Mice lacking CD4 T cells develop a more pro‐inflammatory phenotype when injured. We subsequently showed that CD4+CD25+ regulatory T cells (Tregs) were required to control this injury‐induced change in innate immunity. We now demonstrate that injured Treg‐deficient mice are more susceptible to LPS‐induced shock suggesting that Tregs play an active role in controlling Toll‐like receptor 4 (TLR4) reactivity. Since macrophages are the primary cells responsible for enhanced LPS reactivity after injury, we wished to test whether Tregs might directly control macrophage responses to innate stimuli. To accomplish this, we first developed a macrophage/Treg suppression assay. Macrophages were purified from the spleens and CD4+CD25+ T cells (Tregs) were purified from the lymph nodes of C57BL/6J mice.
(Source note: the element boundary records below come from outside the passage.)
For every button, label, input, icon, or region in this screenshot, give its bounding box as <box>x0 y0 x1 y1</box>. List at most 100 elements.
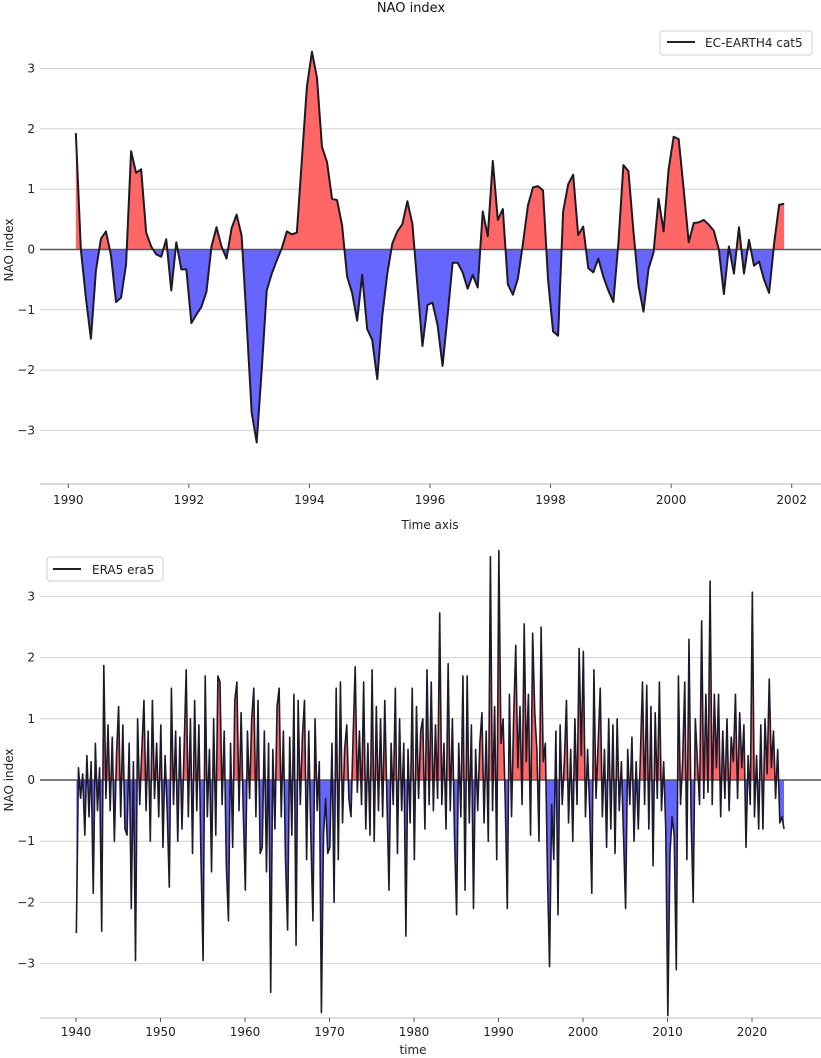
data-point <box>110 255 112 257</box>
data-point <box>753 816 755 818</box>
data-point <box>100 238 102 240</box>
data-point <box>411 223 413 225</box>
data-point <box>276 259 278 261</box>
data-point <box>720 816 722 818</box>
data-point <box>555 730 557 732</box>
data-point <box>94 742 96 744</box>
data-point <box>456 914 458 916</box>
data-point <box>226 258 228 260</box>
x-tick-label: 2000 <box>656 493 687 507</box>
data-point <box>432 810 434 812</box>
data-point <box>693 222 695 224</box>
data-point <box>200 306 202 308</box>
data-point <box>477 286 479 288</box>
data-point <box>627 170 629 172</box>
data-point <box>263 730 265 732</box>
data-point <box>696 761 698 763</box>
data-point <box>371 669 373 671</box>
data-point <box>376 378 378 380</box>
data-point <box>180 268 182 270</box>
data-point <box>158 816 160 818</box>
data-point <box>194 699 196 701</box>
data-point <box>255 816 257 818</box>
data-point <box>270 991 272 993</box>
data-point <box>308 730 310 732</box>
x-tick-label: 2010 <box>652 1025 683 1039</box>
data-point <box>151 699 153 701</box>
data-point <box>107 724 109 726</box>
data-point <box>85 297 87 299</box>
data-point <box>137 718 139 720</box>
data-point <box>187 816 189 818</box>
data-point <box>145 810 147 812</box>
data-point <box>648 268 650 270</box>
x-tick-label: 1990 <box>483 1025 514 1039</box>
data-point <box>166 810 168 812</box>
data-point <box>135 172 137 174</box>
data-point <box>768 678 770 680</box>
data-point <box>537 185 539 187</box>
data-point <box>143 699 145 701</box>
data-point <box>612 724 614 726</box>
data-point <box>215 834 217 836</box>
data-point <box>777 748 779 750</box>
data-point <box>449 810 451 812</box>
data-point <box>682 761 684 763</box>
data-point <box>753 265 755 267</box>
data-point <box>578 647 580 649</box>
data-point <box>225 865 227 867</box>
data-point <box>367 742 369 744</box>
data-point <box>434 724 436 726</box>
x-tick-label: 1940 <box>61 1025 92 1039</box>
data-point <box>271 273 273 275</box>
data-point <box>737 797 739 799</box>
data-point <box>562 211 564 213</box>
data-point <box>644 803 646 805</box>
data-point <box>130 150 132 152</box>
data-point <box>175 730 177 732</box>
data-point <box>591 892 593 894</box>
data-point <box>274 828 276 830</box>
data-point <box>482 211 484 213</box>
data-point <box>306 86 308 88</box>
data-point <box>741 767 743 769</box>
data-point <box>190 322 192 324</box>
data-point <box>547 279 549 281</box>
data-point <box>589 810 591 812</box>
data-point <box>453 834 455 836</box>
data-point <box>447 315 449 317</box>
data-point <box>361 274 363 276</box>
data-point <box>210 245 212 247</box>
data-point <box>299 803 301 805</box>
data-point <box>715 767 717 769</box>
data-point <box>266 290 268 292</box>
data-point <box>522 242 524 244</box>
data-point <box>570 748 572 750</box>
data-point <box>607 290 609 292</box>
data-point <box>745 846 747 848</box>
data-point <box>221 245 223 247</box>
data-point <box>238 810 240 812</box>
data-point <box>86 755 88 757</box>
data-point <box>457 262 459 264</box>
data-point <box>718 693 720 695</box>
data-point <box>155 253 157 255</box>
data-point <box>147 730 149 732</box>
y-tick-label: −2 <box>17 895 35 909</box>
data-point <box>770 767 772 769</box>
data-point <box>464 889 466 891</box>
data-point <box>122 724 124 726</box>
data-point <box>278 687 280 689</box>
data-point <box>321 146 323 148</box>
data-point <box>396 852 398 854</box>
data-point <box>577 234 579 236</box>
data-point <box>597 742 599 744</box>
data-point <box>301 158 303 160</box>
data-point <box>507 283 509 285</box>
data-point <box>462 675 464 677</box>
data-point <box>475 748 477 750</box>
data-point <box>779 822 781 824</box>
data-point <box>428 803 430 805</box>
data-point <box>113 840 115 842</box>
data-point <box>291 834 293 836</box>
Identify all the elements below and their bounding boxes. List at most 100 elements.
Cells were then mixed at various Treg:macrophage ratios and stimulated with pure LPS (a TLR4 agonist) or Pam3Cys‐Ser‐(Lys)4 (a TLR2 agonist) and anti‐CD3 antibody. Supernatants were then tested for TNF□, IL‐6, and IL‐10 levels. In some experiments, anti‐IL‐10 or anti‐TGFβ antibodies were tested as blocking reagents. Tregs from burn‐injured versus sham mice were also compared for Treg‐mediated suppression of macrophages. Our results indicate that Tregs can directly suppress TLR4‐ and TLR2‐induced inflammatory cytokine production by macrophages. Moreover, we find that both IL‐10 and TGFβ act synergistically to mediate the suppression of TLR4 and TLR2 responses by macrophages. Finally, we demonstrate that Tregs prepared from injured mice are more potent than sham Tregs at suppressing macrophage TLR2 and TLR4 responses. Taken together, our findings show that Tregs can actively suppress macrophage TLR responses through IL‐10‐and TGFβ‐dependent mechanisms and provide new insight into how Tregs control innate immune responses to injury and inflammation.